As much as A$25 billion ($18 billion) will be needed for a mix of wind and solar farms, hydroelectric power, batteries and transmission lines as well as natural gas-fired power to keep the lights on, the Australian Energy Market Operator (AEMO) said.
Yet investors tired of the flip-flopping are hesitant to back projects amid the uncertainty.
“Twenty-five billion dollars is a lot of money to put at risk when we don’t really know what the rules are going to be,” said Sam Magee, head of commercial for EnergyAustralia, Australia’s third-largest power producer.
New Prime Minister Scott Morrison assumed leadership of the ruling Liberal party after Malcolm Turnbull was ousted as coal supporters in the party thought his National Energy Guarantee (NEG) policy favored renewable energy.
On Oct. 23, Energy Minister Angus Taylor revived some but not all of the NEG policies.
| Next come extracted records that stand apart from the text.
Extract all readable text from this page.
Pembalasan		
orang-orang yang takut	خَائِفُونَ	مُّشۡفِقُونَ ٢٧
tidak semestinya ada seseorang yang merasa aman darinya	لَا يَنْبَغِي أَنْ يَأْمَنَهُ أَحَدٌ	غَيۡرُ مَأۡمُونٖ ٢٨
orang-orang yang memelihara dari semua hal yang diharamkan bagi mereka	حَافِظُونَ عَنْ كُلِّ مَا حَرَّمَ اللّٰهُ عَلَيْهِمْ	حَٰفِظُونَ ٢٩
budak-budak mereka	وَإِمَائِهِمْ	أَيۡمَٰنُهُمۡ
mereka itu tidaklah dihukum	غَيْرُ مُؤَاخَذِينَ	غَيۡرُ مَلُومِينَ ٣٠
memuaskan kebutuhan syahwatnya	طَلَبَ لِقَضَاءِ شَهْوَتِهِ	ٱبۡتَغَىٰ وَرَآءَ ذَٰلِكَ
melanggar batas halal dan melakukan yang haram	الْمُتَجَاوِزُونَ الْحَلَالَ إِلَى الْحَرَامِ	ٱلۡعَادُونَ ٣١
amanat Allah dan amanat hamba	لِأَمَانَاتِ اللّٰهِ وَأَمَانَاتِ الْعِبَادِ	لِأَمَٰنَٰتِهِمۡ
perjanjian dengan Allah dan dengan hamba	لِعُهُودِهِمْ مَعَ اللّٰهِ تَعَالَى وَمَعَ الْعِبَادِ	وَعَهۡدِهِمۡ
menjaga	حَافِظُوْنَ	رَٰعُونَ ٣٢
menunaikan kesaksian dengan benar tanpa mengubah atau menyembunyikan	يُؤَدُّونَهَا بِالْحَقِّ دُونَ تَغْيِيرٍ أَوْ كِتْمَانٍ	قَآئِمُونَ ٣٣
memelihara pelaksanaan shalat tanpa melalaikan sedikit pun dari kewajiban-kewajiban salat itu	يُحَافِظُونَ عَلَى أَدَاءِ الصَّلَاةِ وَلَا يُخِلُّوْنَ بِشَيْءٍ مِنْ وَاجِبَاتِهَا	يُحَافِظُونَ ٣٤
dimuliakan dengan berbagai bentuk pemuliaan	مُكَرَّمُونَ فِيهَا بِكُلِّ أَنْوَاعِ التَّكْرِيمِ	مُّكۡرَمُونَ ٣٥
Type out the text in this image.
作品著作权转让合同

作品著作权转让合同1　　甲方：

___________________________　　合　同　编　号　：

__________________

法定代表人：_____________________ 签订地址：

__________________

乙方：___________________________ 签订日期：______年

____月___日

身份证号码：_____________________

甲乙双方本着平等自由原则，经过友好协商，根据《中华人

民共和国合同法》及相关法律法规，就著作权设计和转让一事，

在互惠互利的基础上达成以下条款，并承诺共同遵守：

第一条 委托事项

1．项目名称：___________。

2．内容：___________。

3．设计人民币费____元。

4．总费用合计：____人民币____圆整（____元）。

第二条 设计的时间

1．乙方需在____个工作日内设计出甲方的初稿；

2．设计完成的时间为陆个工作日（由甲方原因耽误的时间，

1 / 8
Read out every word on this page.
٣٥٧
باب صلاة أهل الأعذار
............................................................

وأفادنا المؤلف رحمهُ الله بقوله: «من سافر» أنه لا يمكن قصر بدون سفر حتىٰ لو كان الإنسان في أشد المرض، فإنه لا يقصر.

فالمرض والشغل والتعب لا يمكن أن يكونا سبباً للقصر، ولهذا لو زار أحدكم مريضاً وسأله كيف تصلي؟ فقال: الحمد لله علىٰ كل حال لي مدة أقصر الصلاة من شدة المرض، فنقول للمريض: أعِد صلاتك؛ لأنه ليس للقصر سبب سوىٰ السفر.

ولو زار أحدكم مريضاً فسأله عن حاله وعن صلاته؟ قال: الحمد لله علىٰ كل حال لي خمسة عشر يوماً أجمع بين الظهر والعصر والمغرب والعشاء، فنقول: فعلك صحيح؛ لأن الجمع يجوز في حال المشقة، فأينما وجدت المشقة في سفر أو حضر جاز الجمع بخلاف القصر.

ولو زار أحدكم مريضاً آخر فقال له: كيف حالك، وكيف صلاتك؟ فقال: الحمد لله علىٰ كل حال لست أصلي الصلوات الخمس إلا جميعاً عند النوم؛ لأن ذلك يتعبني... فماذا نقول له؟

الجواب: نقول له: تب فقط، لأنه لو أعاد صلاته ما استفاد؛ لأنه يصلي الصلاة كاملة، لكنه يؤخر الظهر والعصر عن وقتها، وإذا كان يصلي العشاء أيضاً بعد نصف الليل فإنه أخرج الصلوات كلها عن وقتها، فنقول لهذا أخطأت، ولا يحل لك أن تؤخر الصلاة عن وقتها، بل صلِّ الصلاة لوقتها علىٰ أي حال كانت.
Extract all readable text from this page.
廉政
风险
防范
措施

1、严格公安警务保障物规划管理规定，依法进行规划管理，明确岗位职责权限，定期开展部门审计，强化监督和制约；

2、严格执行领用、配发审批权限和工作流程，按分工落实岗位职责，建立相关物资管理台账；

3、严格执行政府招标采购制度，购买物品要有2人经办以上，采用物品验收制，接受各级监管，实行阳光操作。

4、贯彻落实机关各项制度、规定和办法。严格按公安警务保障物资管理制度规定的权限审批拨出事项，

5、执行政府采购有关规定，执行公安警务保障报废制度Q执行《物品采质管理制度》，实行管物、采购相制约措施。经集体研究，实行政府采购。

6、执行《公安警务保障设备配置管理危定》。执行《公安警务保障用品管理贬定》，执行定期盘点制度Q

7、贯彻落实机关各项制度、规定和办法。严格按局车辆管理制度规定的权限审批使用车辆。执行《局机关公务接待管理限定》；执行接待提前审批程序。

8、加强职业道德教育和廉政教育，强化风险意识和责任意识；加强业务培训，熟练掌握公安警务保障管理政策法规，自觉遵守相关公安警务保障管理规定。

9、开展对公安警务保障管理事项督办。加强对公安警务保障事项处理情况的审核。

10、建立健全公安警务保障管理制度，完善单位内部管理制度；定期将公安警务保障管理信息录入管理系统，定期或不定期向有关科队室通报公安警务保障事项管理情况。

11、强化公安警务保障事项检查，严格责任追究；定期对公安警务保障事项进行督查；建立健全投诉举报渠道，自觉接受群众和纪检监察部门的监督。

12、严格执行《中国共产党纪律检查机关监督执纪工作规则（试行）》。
He also invited generation developers to apply to the government to underwrite projects for so-called firm power capacity such as coal-fired plants and firmed capacity which includes solar or wind projects tied to back up power sources such as batteries or standby hydroelectric sites known as pumped hydro.
To address blackout concerns, the government proposed instituting a retailer reliability obligation that will require power retailers and big energy users to line up enough power to meet their needs if the market operator identifies predicted shortfalls that have not been filled a year in advance.
It also launched a plan to introduce ‘default power prices’, effectively a price cap, to keep a lid on household electricity prices which have soared 56 percent over the past 10 years.
Price caps may be popular with consumers, but not for financiers and developers of new capacity.
“We continue to caution against a return to price regulation as it will stifle investment right at the time we need it to maintain a secure electricity supply for customers as we replace aging coal plants and transition to a lower emissions future,” Origin Energy, Australia’s top power retailer, said in emailed comments.
Carbon policy was absent from Taylor’s proposals which will create more uncertainty for investors.
The shifting carbon policy of the past decade has deterred investment in natural gas and coal-fired power stations. The opposition Labor party has called for a 45 percent cut in carbon emissions by 2030. The NEG contained a target of 26 percent but that was dropped after the plan failed.
Australia’s biggest power producers, led by AGL Energy, Origin Energy and EnergyAustralia, owned by Hong Kong’s CLP Holdings, all have gas-fired and pumped hydro projects awaiting final sign-offs which partly hinge on what the government does next.
Yet, more uncertainty is likely as the Liberal-National government is expected to lose to the Labor Party in the next elections, due by May 2019.
The power producers themselves are accepting of a lower carbon future but need more certainty for their plans to replace Australia’s ageing coal-fired power plants over the next 20 years, said the EIU’s Kiernan.
“For this to occur, however, requires implementation of policies that are durable and able to last beyond one election cycle,” he said.